Good stuff, keep at it, we only get one life, so get the max out of it! :borat:


I don't believe that money has ever dictated our relationship or our love for one and other-- other than fundamental things like living arrangements, bills, paying for dates, and other such things. We don't shower each other with cash to show our love.


The only source of stress is probably coming from me, and being projected (unintended). She even said today "its not worth stressing over-- we will be together-- YOU will be moving with me and WE will be getting a flat together, this is happening".

I don't think it was entirely premature. Some might say we are a little young for engagement and have seemed to act surprised by it. I think in todays modern 21st century its pretty normal. I think if you love each other then why not?

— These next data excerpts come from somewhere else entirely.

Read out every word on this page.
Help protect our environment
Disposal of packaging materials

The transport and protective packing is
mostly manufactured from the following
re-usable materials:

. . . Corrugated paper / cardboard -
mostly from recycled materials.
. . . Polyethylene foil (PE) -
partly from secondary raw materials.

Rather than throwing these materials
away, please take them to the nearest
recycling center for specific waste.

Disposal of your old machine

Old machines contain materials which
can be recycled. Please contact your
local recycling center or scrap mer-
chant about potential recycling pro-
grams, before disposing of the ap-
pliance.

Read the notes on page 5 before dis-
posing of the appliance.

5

I don't believe that we are going to end at all. We have been through too much to just end it. We split up once already previously-- due to my insecurities. But since I'm alot more healthier and it shows in our relationship.
Original post by Anonymous
Hi all,

I am feeling a little bit emotional right now and 'all over the place'.

Basically my partner, with whom I've been with for about a year (just over if you count our prior relationship) throughout university, is going home to live with her father.

I don't know how to cope without her. I have lots of other background issues (emotional issues, depression and anxiety)-- I often find it hard to cope.


I am supposed to be moving out with her and getting a place of our own. But due to logistics, not having much money etc, it may be a slower process. I need to get a good paying job, and since we're both graduates we're both starting off in life.

What can I do to cope and pass the time?

p.s. I still have some work to be doing (uni related to complete degree), but my mind is all over.

Are you sure you're engaged? Who gets engaged to someone that they don't stay with? :s-smilie:
Original post by tehFrance
Are you sure you're engaged? Who gets engaged to someone that they don't stay with? :s-smilie:


Yes we are together, and indeed, 'engaged'!

We just don't live together at this moment in time. Due to the fact we are both students, have little money. When we got engaged we had the money to get rings et cetera. We just are not in a position to afford to rent/buy a place of our own currently.
Original post by Anonymous
Yes we are together, and indeed, 'engaged'!

We just don't live together at this moment in time. Due to the fact we are both students, have little money. When we got engaged we had the money to get rings et cetera. We just are not in a position to afford to rent/buy a place of our own currently.

Why are you engaged? I mean seriously, this sounds like a bad decision and you'll break up.
Original post by tehFrance
Why are you engaged? I mean seriously, this sounds like a bad decision and you'll break up.


We are both wanting to stay together and eventually live together. We're engaged predominantly because we both mutually feel the same way about each other and, just to add, she asked me. I accepted.

Why is it a bad decision and why will we break up in your opinion?

Bare in mind, you don't know the dynamics of our relationship- other than the aforementioned in this thread.